Armstrong's findings were very clear. Despite the complaints, there was no evidence that there were any 'improper' payments to witnesses, tampered documentation or any criminal or professional shortcomings.

As Armstrong says in the report: '...there are no grounds to consider either Operation Pendeford or Sanctio [the RBS robbery] to have led to any miscarriage of justice; there is no evidence of any criminal conduct on the part of any officer; nor is there any prospect of a case to answer for any breech of standard of professional behaviour on the part of any officer...'. There has never been an attempt by any of the defendants to reopen the cases and, as the Armstrong review says, absolutely no grounds on which Staffordshire Police or the Crown Prosecution Service might wish to reconsider any aspect of them.

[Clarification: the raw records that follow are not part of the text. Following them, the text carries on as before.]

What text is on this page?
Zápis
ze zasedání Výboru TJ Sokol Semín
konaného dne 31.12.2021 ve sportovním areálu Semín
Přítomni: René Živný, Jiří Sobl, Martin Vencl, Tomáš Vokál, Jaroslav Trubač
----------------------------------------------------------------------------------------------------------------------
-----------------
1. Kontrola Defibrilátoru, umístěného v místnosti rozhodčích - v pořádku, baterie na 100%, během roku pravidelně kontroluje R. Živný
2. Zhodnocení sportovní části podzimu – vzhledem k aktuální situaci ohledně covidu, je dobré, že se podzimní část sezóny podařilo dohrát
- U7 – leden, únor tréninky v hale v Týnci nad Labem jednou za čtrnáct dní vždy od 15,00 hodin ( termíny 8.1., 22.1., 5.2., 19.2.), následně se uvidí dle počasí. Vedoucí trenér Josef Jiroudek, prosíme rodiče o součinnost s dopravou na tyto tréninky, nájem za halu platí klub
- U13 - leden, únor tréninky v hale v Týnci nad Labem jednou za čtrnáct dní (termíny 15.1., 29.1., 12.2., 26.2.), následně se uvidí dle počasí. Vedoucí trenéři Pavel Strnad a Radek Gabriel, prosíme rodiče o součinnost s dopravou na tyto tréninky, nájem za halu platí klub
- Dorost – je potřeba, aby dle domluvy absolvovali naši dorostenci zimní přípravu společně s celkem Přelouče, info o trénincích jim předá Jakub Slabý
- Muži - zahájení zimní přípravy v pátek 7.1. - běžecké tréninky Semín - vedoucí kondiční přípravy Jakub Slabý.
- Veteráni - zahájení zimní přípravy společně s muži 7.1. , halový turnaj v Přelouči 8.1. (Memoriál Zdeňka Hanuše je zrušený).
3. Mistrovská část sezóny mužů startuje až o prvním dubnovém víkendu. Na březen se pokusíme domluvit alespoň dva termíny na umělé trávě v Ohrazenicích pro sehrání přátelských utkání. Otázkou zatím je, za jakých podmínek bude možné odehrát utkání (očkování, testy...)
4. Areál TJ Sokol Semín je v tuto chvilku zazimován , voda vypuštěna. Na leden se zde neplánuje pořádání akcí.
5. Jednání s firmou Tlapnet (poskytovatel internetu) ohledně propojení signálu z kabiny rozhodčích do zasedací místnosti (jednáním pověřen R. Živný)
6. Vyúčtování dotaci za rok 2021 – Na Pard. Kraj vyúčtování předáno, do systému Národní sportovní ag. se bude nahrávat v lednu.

This Review was supplied to the IPCC and the Office of Staffordshire's Police & Crime Commissioner in 2013; it is now being published following agreement with the IPCC and confirmation by them that they will be publishing the Kalmia report in due course, and the decision last year that no further action is required against any serving officer in relation the Kalmia investigation.

You can read the redacted Review below.


2006/7 Management Review of the Sensitive Policing Unit

Following Freedom of Information requests, Staffordshire Police has today published a report that reviews aspects of the work of the force's Sensitive Policing Unit, which was, up until 2007, responsible for the management of Covert Human Intelligence Sources and protected witnesses. (This version of the Costello Report updated 3 May 2017).

The document was provided to the IPCC as part of Operation Kalmia, which investigated the actions of officers following the quashing of convictions, in 2010, of five men for the murder of Kevin Nunes in 2002.

The 2006/7 Management Review of the Sensitive Policing Unit was a detailed examination undertaken by a highly experienced senior officer within Staffordshire Police.

The Review was commissioned following an informal meeting between the head of the unit and the head of professional standards at Staffordshire Police, over alleged incidents involving officers working in the Unit and in particular the handling of protected witnesses in the investigation into the murder of Kevin Nunes.

The content of the report shows that the actions of some of those in the Unit ten years ago is not one that now, or at the time, met the high standards we expect of officers and staff working for Staffordshire Police.

Any mistakes or misconduct were of a professional, not criminal nature, and tackled according to the force's disciplinary process, as set out in the Review.

Since 2012, the management of protected people by individual forces has passed to a national agency known as the UK Protected Persons Service, and with the creation of this national body there is now much clearer and stricter rules governing this very sensitive and specialist area of police work.

This Review is now being published following agreement by the IPCC and an indication by them that they will be publishing the Kalmia report in due course, and their decision last year that no further action is required against any serving officer in relation to this review or the wider Kalmia investigation.